Иногда в распадках виднелись одинокие якутские юрты. Строения, похожие на усеченные пирамиды, сверху донизу были засыпаны снегом. И если бы не дым, вертикально поднимающийся из труб, юрты легко было принять за обыкновенные холмики. Впрочем, Макар Иванович не спешил сворачивать к жилью, хотя лошадь в наступающей темноте то и дело спотыкалась. Мокрые бока ее сплошь закуржавели. Под полозьями протяжно, с переливами взвизгивал снег. Звонко трескался на реке лед, и, словно тяжелый, натруженный вздох, доносило шум осевшего сугроба. Несмотря на теплую одежду, Макар Иванович почувствовал, что зябнет. Края шапки сплошь усеяли ледяные иголки. Брови у ездока стали широкие, мохнатые от пристывших снежинок. Стыли пальцы в собачьих, двойного меха, рукавицах.

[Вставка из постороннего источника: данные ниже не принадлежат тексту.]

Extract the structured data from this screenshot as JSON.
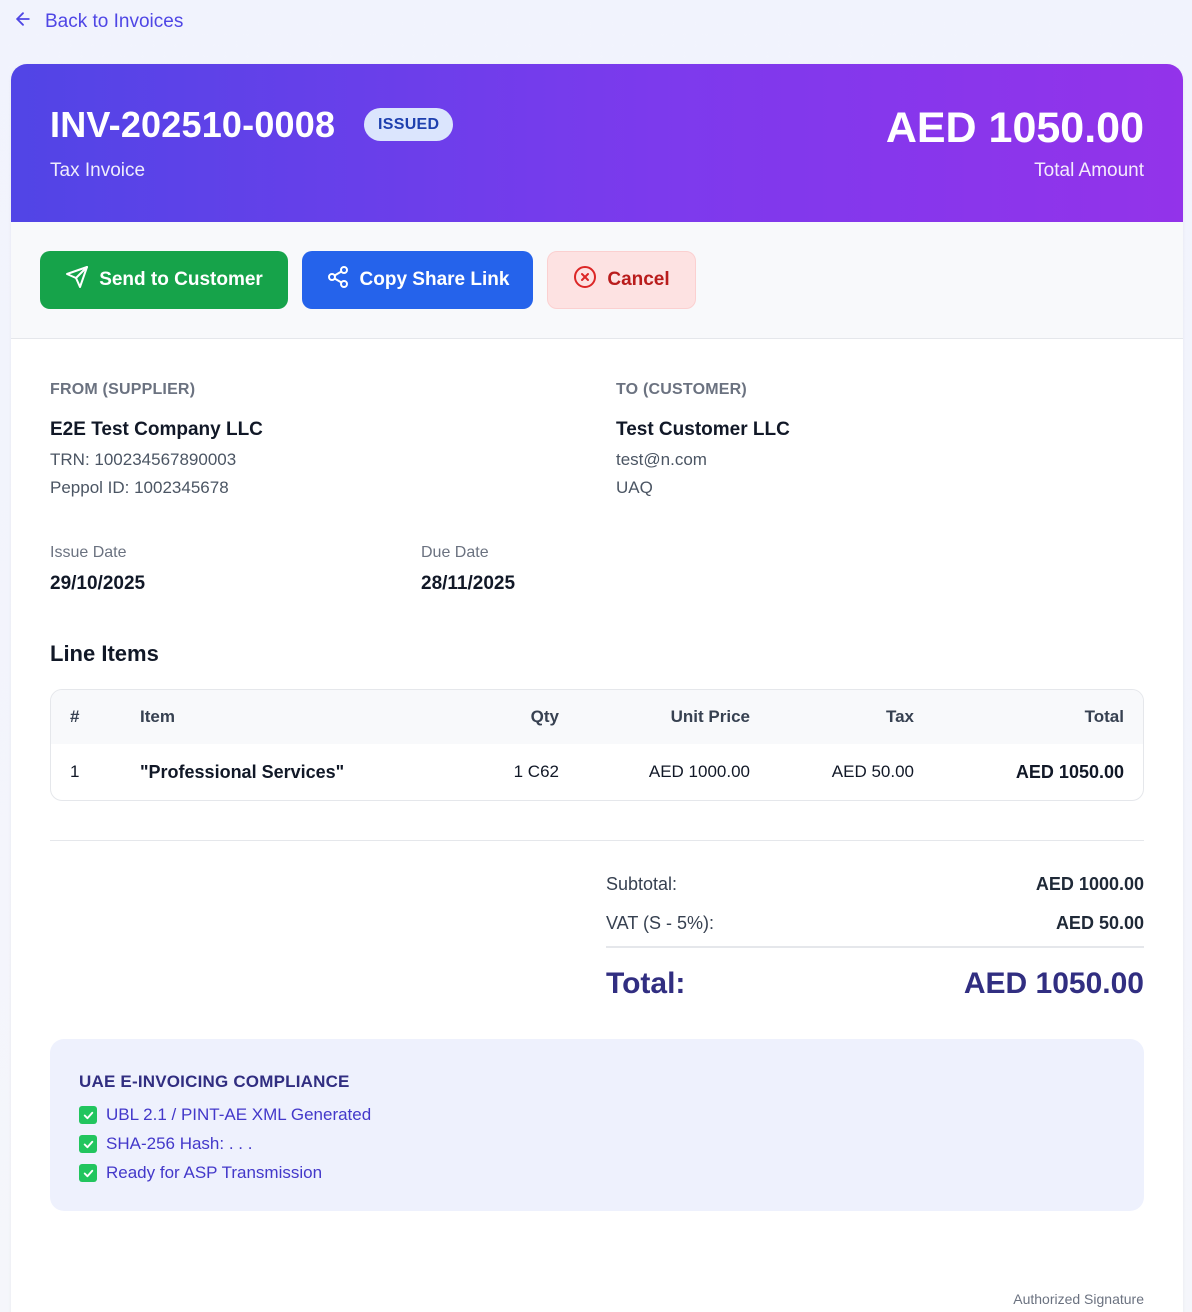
{
  "nav": {
    "back_label": "Back to Invoices"
  },
  "header": {
    "invoice_number": "INV-202510-0008",
    "status": "ISSUED",
    "doc_type": "Tax Invoice",
    "total_amount": "AED 1050.00",
    "total_caption": "Total Amount"
  },
  "actions": {
    "send_label": "Send to Customer",
    "copy_label": "Copy Share Link",
    "cancel_label": "Cancel"
  },
  "supplier": {
    "label": "FROM (SUPPLIER)",
    "name": "E2E Test Company LLC",
    "trn": "TRN: 100234567890003",
    "peppol": "Peppol ID: 1002345678"
  },
  "customer": {
    "label": "TO (CUSTOMER)",
    "name": "Test Customer LLC",
    "email": "test@n.com",
    "emirate": "UAQ"
  },
  "dates": {
    "issue_label": "Issue Date",
    "issue_value": "29/10/2025",
    "due_label": "Due Date",
    "due_value": "28/11/2025"
  },
  "line_items": {
    "title": "Line Items",
    "columns": [
      "#",
      "Item",
      "Qty",
      "Unit Price",
      "Tax",
      "Total"
    ],
    "rows": [
      [
        "1",
        "\"Professional Services\"",
        "1 C62",
        "AED 1000.00",
        "AED 50.00",
        "AED 1050.00"
      ]
    ]
  },
  "summary": {
    "subtotal_label": "Subtotal:",
    "subtotal_value": "AED 1000.00",
    "vat_label": "VAT (S - 5%):",
    "vat_value": "AED 50.00",
    "total_label": "Total:",
    "total_value": "AED 1050.00"
  },
  "compliance": {
    "title": "UAE E-INVOICING COMPLIANCE",
    "items": [
      "UBL 2.1 / PINT-AE XML Generated",
      "SHA-256 Hash: . . .",
      "Ready for ASP Transmission"
    ]
  },
  "footer": {
    "signature_label": "Authorized Signature"
  },
  "colors": {
    "accent": "#4f46e5",
    "header_gradient_start": "#5145e6",
    "header_gradient_end": "#9333ea",
    "send_button": "#16a34a",
    "copy_button": "#2563eb",
    "cancel_button_bg": "#fde2e2",
    "cancel_button_text": "#b91c1c",
    "check": "#22c55e"
  },
  "icons": {
    "back": "arrow-left-icon",
    "send": "send-icon",
    "copy": "share-icon",
    "cancel": "x-circle-icon",
    "check": "check-box-icon"
  }
}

Но вот далеко впереди, казалось прямо из земли, выпорхнул веселый рой искорок. Болдырев устало улыбнулся. Близко жилье, отдых. Как хорошо сейчас, обжигаясь, выпить кружку горячего, крепко заваренного чаю. Здесь Макар Иванович считал себя в безопасности: город с его ревкомом остался далеко позади.

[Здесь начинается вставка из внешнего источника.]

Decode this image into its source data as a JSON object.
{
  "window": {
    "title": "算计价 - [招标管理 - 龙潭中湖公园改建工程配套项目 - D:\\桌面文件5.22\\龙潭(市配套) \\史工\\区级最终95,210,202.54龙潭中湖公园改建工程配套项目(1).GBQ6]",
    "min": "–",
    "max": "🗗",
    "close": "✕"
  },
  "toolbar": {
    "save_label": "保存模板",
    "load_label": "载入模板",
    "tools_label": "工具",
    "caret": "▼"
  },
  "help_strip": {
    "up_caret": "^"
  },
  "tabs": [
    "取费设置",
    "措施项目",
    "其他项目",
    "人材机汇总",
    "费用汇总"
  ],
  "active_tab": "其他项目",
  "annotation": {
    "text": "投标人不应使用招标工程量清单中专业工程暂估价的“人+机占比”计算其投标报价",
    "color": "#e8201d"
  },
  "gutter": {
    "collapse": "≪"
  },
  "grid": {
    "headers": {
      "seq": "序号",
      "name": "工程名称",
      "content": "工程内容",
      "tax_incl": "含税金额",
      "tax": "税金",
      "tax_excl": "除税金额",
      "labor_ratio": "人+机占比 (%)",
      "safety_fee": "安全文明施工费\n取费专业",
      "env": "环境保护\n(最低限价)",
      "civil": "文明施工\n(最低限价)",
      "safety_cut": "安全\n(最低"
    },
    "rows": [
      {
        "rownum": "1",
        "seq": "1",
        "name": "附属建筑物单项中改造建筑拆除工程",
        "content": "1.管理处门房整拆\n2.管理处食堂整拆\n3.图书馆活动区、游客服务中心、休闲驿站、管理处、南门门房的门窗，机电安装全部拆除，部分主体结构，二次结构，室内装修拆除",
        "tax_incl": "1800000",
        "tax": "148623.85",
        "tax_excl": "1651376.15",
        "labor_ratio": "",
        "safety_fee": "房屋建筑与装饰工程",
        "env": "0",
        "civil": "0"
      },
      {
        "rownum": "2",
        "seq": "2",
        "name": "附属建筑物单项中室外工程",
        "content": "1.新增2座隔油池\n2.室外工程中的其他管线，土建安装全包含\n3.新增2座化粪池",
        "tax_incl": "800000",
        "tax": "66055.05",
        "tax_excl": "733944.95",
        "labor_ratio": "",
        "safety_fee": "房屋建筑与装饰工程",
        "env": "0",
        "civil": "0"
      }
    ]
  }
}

Болдырев смело ступил на порог юрты, и ему вдруг стало жарко. Сразу бросилась в глаза спина, обтянутая кожаной курткой, ремни крест-накрест и на боку маузер в желтой деревянной кобуре. Лица человека Болдырев не видел, но по тужурке и маузеру он его мгновенно узнал. Тем более что перед ним навытяжку стоял высокий мужчина в красноармейской форме.
«Ревкомовец! Красные!.. Меня!» — обожгло Макара Ивановича. Инстинктивно он отпрянул назад, хлопнул дверью и бросился к саням.
— Выноси, милая! — судорожно всхлипнул Болдырев и взмахнул кнутом. — Если остановят и обыщут...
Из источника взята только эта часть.